(BadWolf provides this report of a show at Headliner’s in Toledo, Ohio, on March 23, 2012, featuring Legacy of Disorder, Ghoul, Municipal Waste, an GWAR. All photos were taken by Nicholas Vechery.)
Every large metal show in Toledo rolls through Headliners—bands like The Black Dahlia Murder or Between the Buried and Me play the small drive-friendly stage. Bands like GWAR, however, play the big stage, which looks like a whole lot of nothing, just a big concrete floor splaying out in front of a stage with a few industrial beams holding the roof up. In other words, spartan. The place practically begs to be coated in fake blood.
I’ve seen some of the best and worst shows of my life here: one side of the equation, I saw Lamb of God, Trivium, and Machine Head here in 2007 with a little-known band called Gojira opening for them; on the other hand I saw The Red Jumpsuit Apparatus here. (Don’t ask. It’s a shitty story. I punched a 12 year old boy.) I rank this show in the middle of the pack overall—two winners, one check, and one dud.
I arrived before Vechery, Vokillist, and d00shc00gr to interview Municipal Waste. I tried to interview GWAR and failed to penetrate a layer of bureaucracy—yes, such things exist in the world of metal. I accept this failure as an even trade for a rarer sight: a team GWAR staff meeting.
Opinions on the band aside, I have never seen such professionalism backstage. The band’s Tour Manager showed zero-tolerance for bullshit on the part of local staff and the band alike while displaying absolute reverence for the security team.
I’m glad the dud came first. Legacy of Disorder hail from New Zealand, and that’s about all they have going for them… besides their vocalist’s hair. They peddle core-inflected groove metal with a distinctly commercial edge—in other words, they want to be Lamb of God. Rest assured, they will never be. Their music bores, then annoys. And their drummer failed to play any of their songs in any sort of coherent manner.
After that Ghoul took the stage. Ghoul fit the bill preternaturally well. Their stage show, complete with masked band members, blood-spraying voodoo chickens, and fighting robots, doesn’t so much borrow from GWAR as bloodily rip pieces off, then wear them. Their music, on the other hand, follows in the 80’s thrash tradition—in fact, rumor has it Ghoul’s anonymous members are each veterans of older metal bands. Reminds you of another new-and-popular “GH_ _ _” band, no? Be that as it may, Ghoul, like Ghost, have a provable knack for writing good songs, great even.
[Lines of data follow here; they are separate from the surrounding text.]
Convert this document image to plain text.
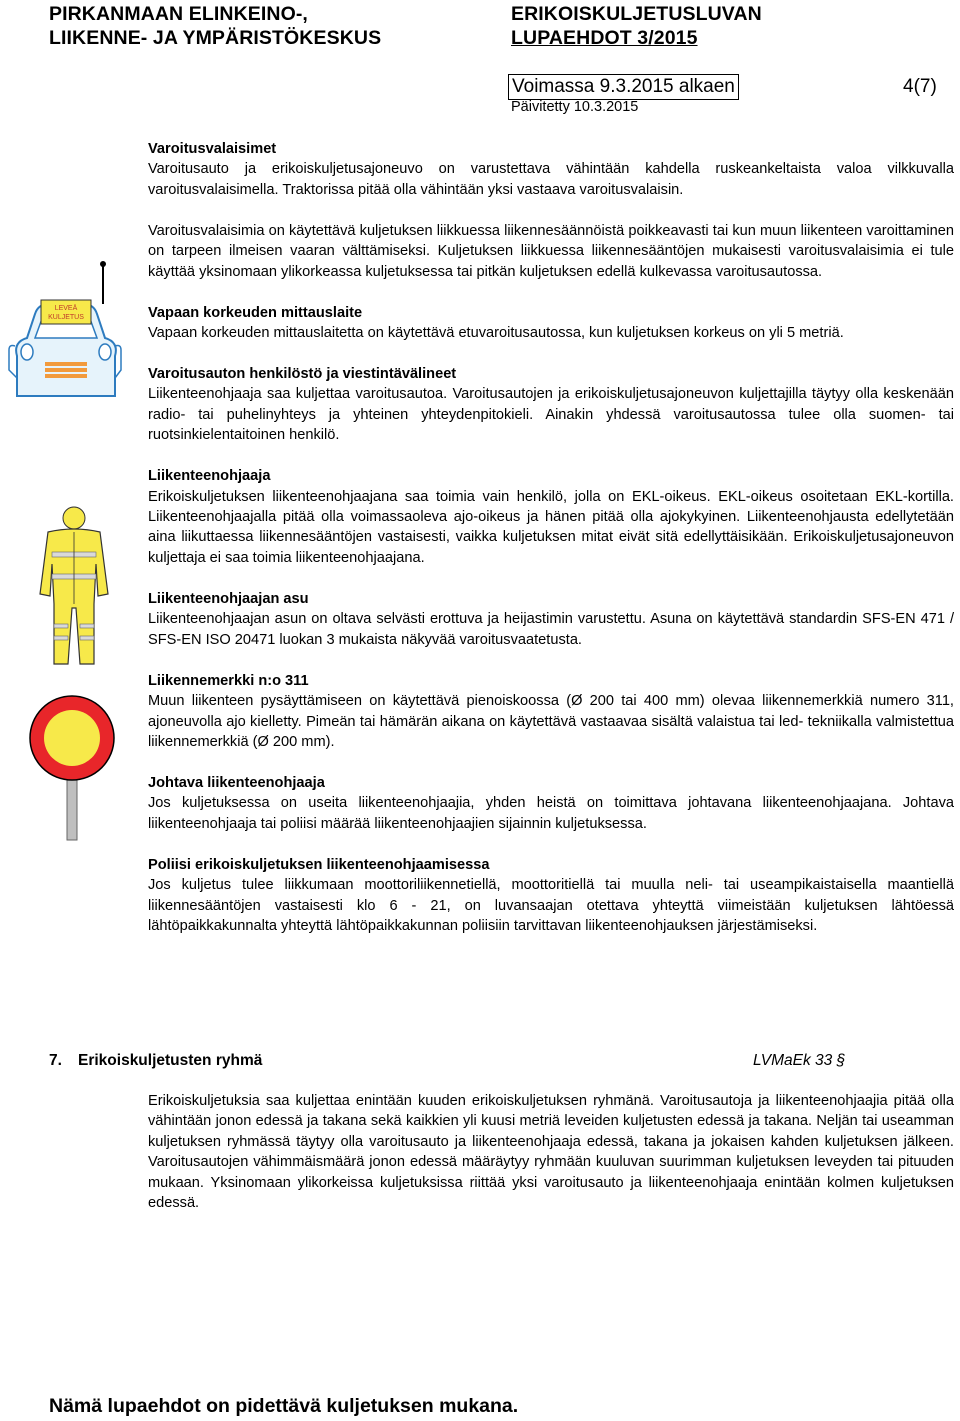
PIRKANMAAN ELINKEINO-,
LIIKENNE- JA YMPÄRISTÖKESKUS
ERIKOISKULJETUSLUVAN
LUPAEHDOT 3/2015
Voimassa 9.3.2015 alkaen	4(7)
Päivitetty 10.3.2015
LEVEÄ
KULJETUS

Varoitusvalaisimet

Varoitusauto ja erikoiskuljetusajoneuvo on varustettava vähintään kahdella ruskeankeltaista valoa vilkkuvalla varoitusvalaisimella. Traktorissa pitää olla vähintään yksi vastaava varoitusvalaisin.

Varoitusvalaisimia on käytettävä kuljetuksen liikkuessa liikennesäännöistä poikkeavasti tai kun muun liikenteen varoittaminen on tarpeen ilmeisen vaaran välttämiseksi. Kuljetuksen liikkuessa liikennesääntöjen mukaisesti varoitusvalaisimia ei tule käyttää yksinomaan ylikorkeassa kuljetuksessa tai pitkän kuljetuksen edellä kulkevassa varoitusautossa.

Vapaan korkeuden mittauslaite

Vapaan korkeuden mittauslaitetta on käytettävä etuvaroitusautossa, kun kuljetuksen korkeus on yli 5 metriä.

Varoitusauton henkilöstö ja viestintävälineet

Liikenteenohjaaja saa kuljettaa varoitusautoa. Varoitusautojen ja erikoiskuljetusajoneuvon kuljettajilla täytyy olla keskenään radio- tai puhelinyhteys ja yhteinen yhteydenpitokieli. Ainakin yhdessä varoitusautossa tulee olla suomen- tai ruotsinkielentaitoinen henkilö.

Liikenteenohjaaja

Erikoiskuljetuksen liikenteenohjaajana saa toimia vain henkilö, jolla on EKL-oikeus. EKL-oikeus osoitetaan EKL-kortilla. Liikenteenohjaajalla pitää olla voimassaoleva ajo-oikeus ja hänen pitää olla ajokykyinen. Liikenteenohjausta edellytetään aina liikuttaessa liikennesääntöjen vastaisesti, vaikka kuljetuksen mitat eivät sitä edellyttäisikään. Erikoiskuljetusajoneuvon kuljettaja ei saa toimia liikenteenohjaajana.

Liikenteenohjaajan asu

Liikenteenohjaajan asun on oltava selvästi erottuva ja heijastimin varustettu. Asuna on käytettävä standardin SFS-EN 471 / SFS-EN ISO 20471 luokan 3 mukaista näkyvää varoitusvaatetusta.

Liikennemerkki n:o 311

Muun liikenteen pysäyttämiseen on käytettävä pienoiskoossa (Ø 200 tai 400 mm) olevaa liikennemerkkiä numero 311, ajoneuvolla ajo kielletty. Pimeän tai hämärän aikana on käytettävä vastaavaa sisältä valaistua tai led- tekniikalla valmistettua liikennemerkkiä (Ø 200 mm).

Johtava liikenteenohjaaja

Jos kuljetuksessa on useita liikenteenohjaajia, yhden heistä on toimittava johtavana liikenteenohjaajana. Johtava liikenteenohjaaja tai poliisi määrää liikenteenohjaajien sijainnin kuljetuksessa.

Poliisi erikoiskuljetuksen liikenteenohjaamisessa

Jos kuljetus tulee liikkumaan moottoriliikennetiellä, moottoritiellä tai muulla neli- tai useampikaistaisella maantiellä liikennesääntöjen vastaisesti klo 6 - 21, on luvansaajan otettava yhteyttä viimeistään kuljetuksen lähtöessä lähtöpaikkakunnalta yhteyttä lähtöpaikkakunnan poliisiin tarvittavan liikenteenohjauksen järjestämiseksi.

7. Erikoiskuljetusten ryhmä	LVMaEk 33 §
Erikoiskuljetuksia saa kuljettaa enintään kuuden erikoiskuljetuksen ryhmänä. Varoitusautoja ja liikenteenohjaajia pitää olla vähintään jonon edessä ja takana sekä kaikkien yli kuusi metriä leveiden kuljetusten edessä ja takana. Neljän tai useamman kuljetuksen ryhmässä täytyy olla varoitusauto ja liikenteenohjaaja edessä, takana ja jokaisen kahden kuljetuksen jälkeen. Varoitusautojen vähimmäismäärä jonon edessä määräytyy ryhmään kuuluvan suurimman kuljetuksen leveyden tai pituuden mukaan. Yksinomaan ylikorkeissa kuljetuksissa riittää yksi varoitusauto ja liikenteenohjaaja enintään kolmen kuljetuksen edessä.
Nämä lupaehdot on pidettävä kuljetuksen mukana.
And what is that proof? A little kid, no more than twelve, spent their entire set on his father’s shoulder yelling every word to every Ghoul song.
Municipal Waste never put on a bad show. Take that as fact. They design their songs to be perfect party songs, pit bangers, and full-blown events at once, while encapsulated in tiny one-to-three minute capsules. Their set fell heavily on their career-bests from Hazardous Mutation and Born to Party, but spanned their entire career. A varied group of erstwhile non-heshers rounded out a crowd of punks and longhairs—one young man in a Discharge jacket ran the pit. Someone released confetti from the rafters during their closer, “Born to Party.”
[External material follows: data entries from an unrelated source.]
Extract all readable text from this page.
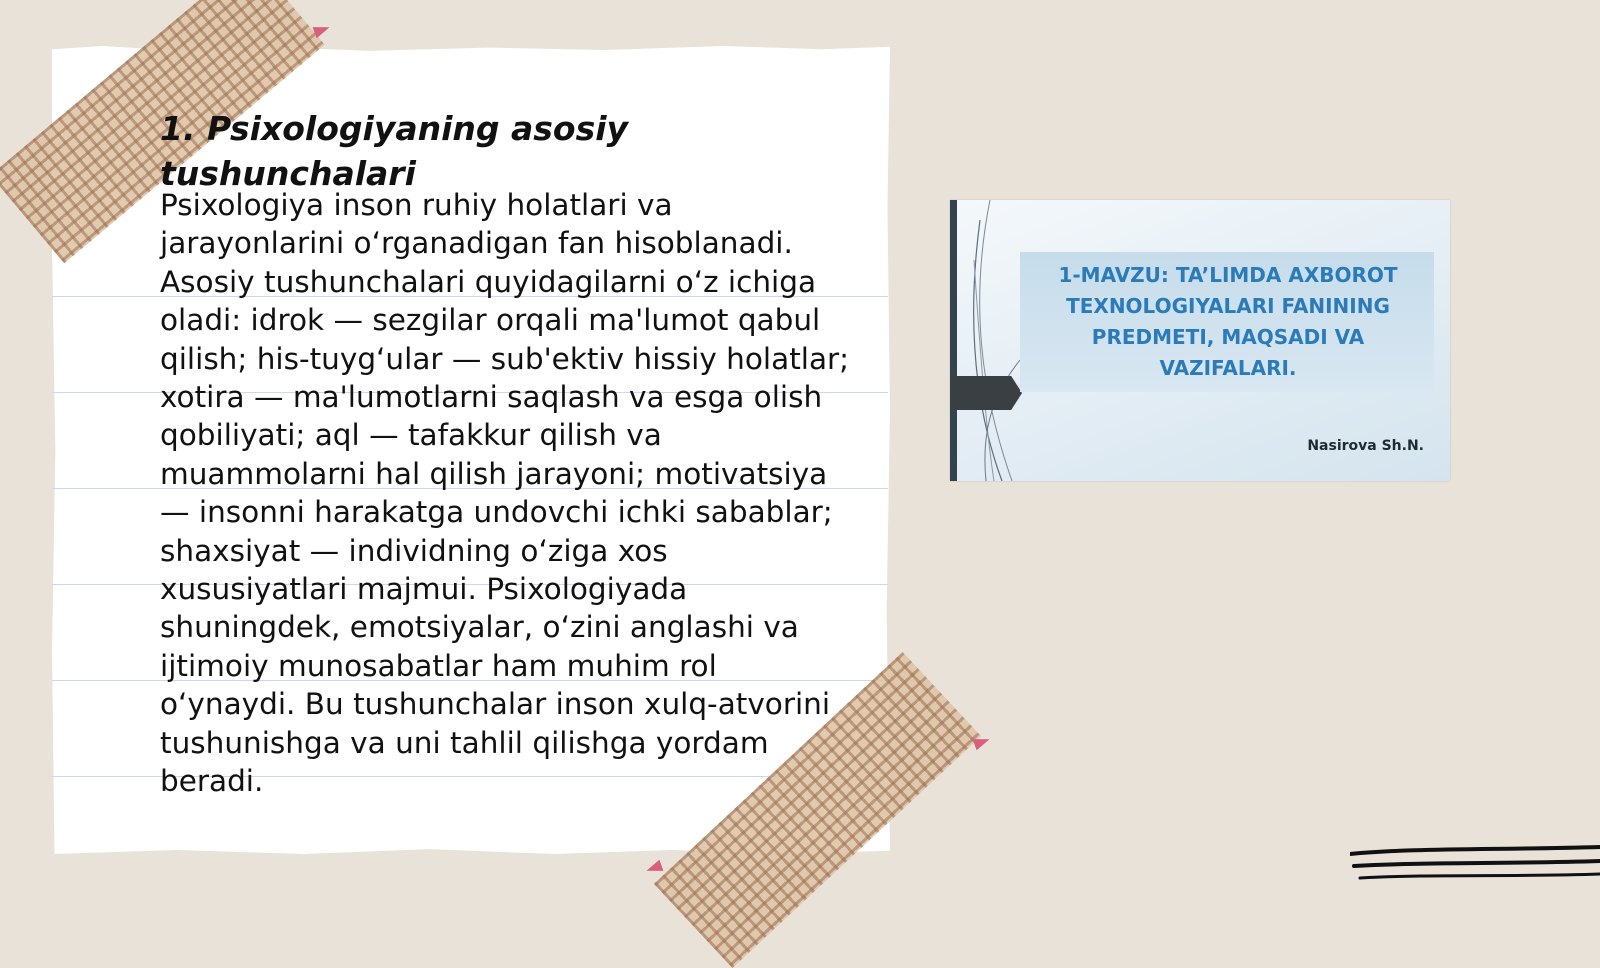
1. Psixologiyaning asosiy tushunchalari

Psixologiya inson ruhiy holatlari va jarayonlarini o‘rganadigan fan hisoblanadi. Asosiy tushunchalari quyidagilarni o‘z ichiga oladi: idrok — sezgilar orqali ma'lumot qabul qilish; his-tuyg‘ular — sub'ektiv hissiy holatlar; xotira — ma'lumotlarni saqlash va esga olish qobiliyati; aql — tafakkur qilish va muammolarni hal qilish jarayoni; motivatsiya — insonni harakatga undovchi ichki sabablar; shaxsiyat — individning o‘ziga xos xususiyatlari majmui. Psixologiyada shuningdek, emotsiyalar, o‘zini anglashi va ijtimoiy munosabatlar ham muhim rol o‘ynaydi. Bu tushunchalar inson xulq-atvorini tushunishga va uni tahlil qilishga yordam beradi.

1-MAVZU: TA’LIMDA AXBOROT TEXNOLOGIYALARI FANINING PREDMETI, MAQSADI VA VAZIFALARI.

Nasirova Sh.N.
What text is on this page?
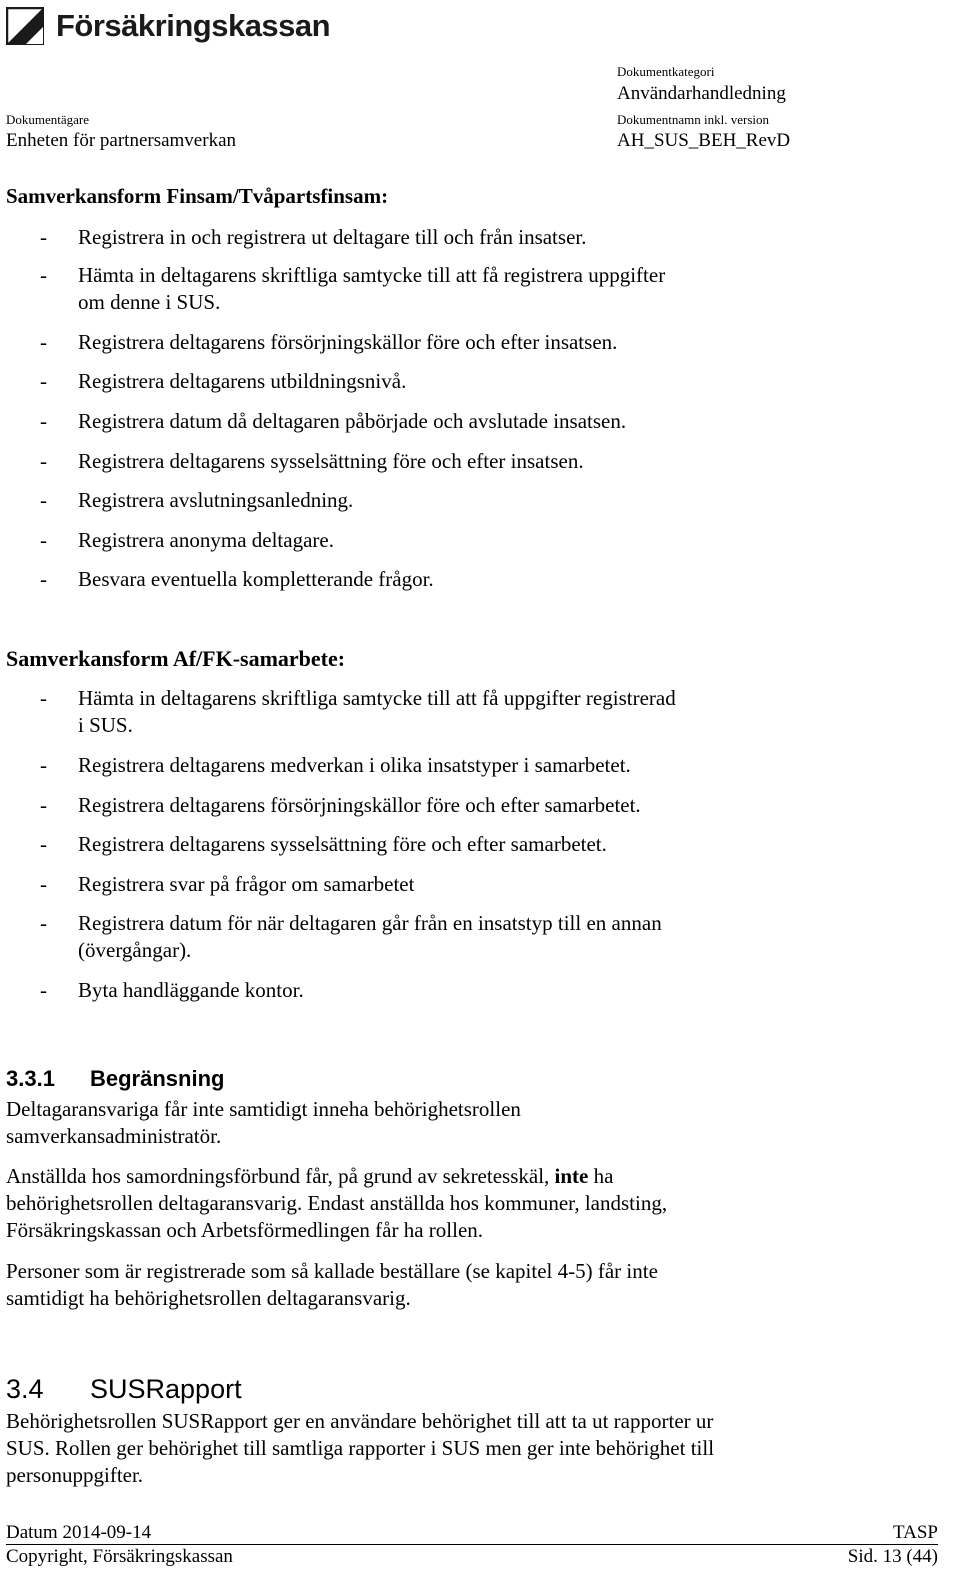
Försäkringskassan
Dokumentkategori
Användarhandledning
Dokumentägare
Enheten för partnersamverkan
Dokumentnamn inkl. version
AH_SUS_BEH_RevD
Samverkansform Finsam/Tvåpartsfinsam:
-	Registrera in och registrera ut deltagare till och från insatser.
-	Hämta in deltagarens skriftliga samtycke till att få registrera uppgifter om denne i SUS.
-	Registrera deltagarens försörjningskällor före och efter insatsen.
-	Registrera deltagarens utbildningsnivå.
-	Registrera datum då deltagaren påbörjade och avslutade insatsen.
-	Registrera deltagarens sysselsättning före och efter insatsen.
-	Registrera avslutningsanledning.
-	Registrera anonyma deltagare.
-	Besvara eventuella kompletterande frågor.
Samverkansform Af/FK-samarbete:
-	Hämta in deltagarens skriftliga samtycke till att få uppgifter registrerad i SUS.
-	Registrera deltagarens medverkan i olika insatstyper i samarbetet.
-	Registrera deltagarens försörjningskällor före och efter samarbetet.
-	Registrera deltagarens sysselsättning före och efter samarbetet.
-	Registrera svar på frågor om samarbetet
-	Registrera datum för när deltagaren går från en insatstyp till en annan (övergångar).
-	Byta handläggande kontor.
3.3.1	Begränsning
Deltagaransvariga får inte samtidigt inneha behörighetsrollen samverkansadministratör.
Anställda hos samordningsförbund får, på grund av sekretesskäl, inte ha behörighetsrollen deltagaransvarig. Endast anställda hos kommuner, landsting, Försäkringskassan och Arbetsförmedlingen får ha rollen.
Personer som är registrerade som så kallade beställare (se kapitel 4-5) får inte samtidigt ha behörighetsrollen deltagaransvarig.
3.4	SUSRapport
Behörighetsrollen SUSRapport ger en användare behörighet till att ta ut rapporter ur SUS. Rollen ger behörighet till samtliga rapporter i SUS men ger inte behörighet till personuppgifter.
Datum 2014-09-14	TASP
Copyright, Försäkringskassan	Sid. 13 (44)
My friends crowded up close to see GWAR while I pulled back. This pattern has gone on for years—they opted to see GWAR over Opeth, for example (you know what I chose). This time, d00shc00gr made a point of reminding me that bringing back the World Maggot—the infamous GWAR stage prop that swallows people and spits out fountains of blood—is a very big deal. The crowd, it seemed, agreed.
This may sound morbid, but Corey Smoot’s untimely passing has probably given a booster shot to GWAR’s bottom-line—several tee shirts commemorating him sold before the band even started. I understand that GWAR’s fanbase froths at the mouth most in this part of the country, and that GWAR are a great time live for some. But not me.
As far as I’m concerned, to get the full experience, bug juice and all, I need to be right in the thick of things. That’s the way I approached GWAR the last time I saw them, and I spent most of the show blinded by food dye and detergent and slipping on concrete. I could forgive that if I liked GWAR’s music better, but live, their triggered drums and over-simple guitar chords sound like mush. Likewise, the vocals warble at best, flounder at worst, though the stage-banter remains coherent and witty.
From a dry vantage point, I gained a newfound respect for the choreography and rehearsal that must go into their stage show. For example, early on in the set Oderus Urungus played matador with a skeletal bull creature mid-song before dismembering it. It must take hella coordination to do that sort of thing in a clunky costume during strobe lights without disturbing the other musicians.
I left early, right after GWAR killed ‘Snooki’ onstage. Hey, she’s pregnant! You monsters. Either way, I’ll keep seeing them as long as they keep bringing great bands on their tours, but I will keep leaving early.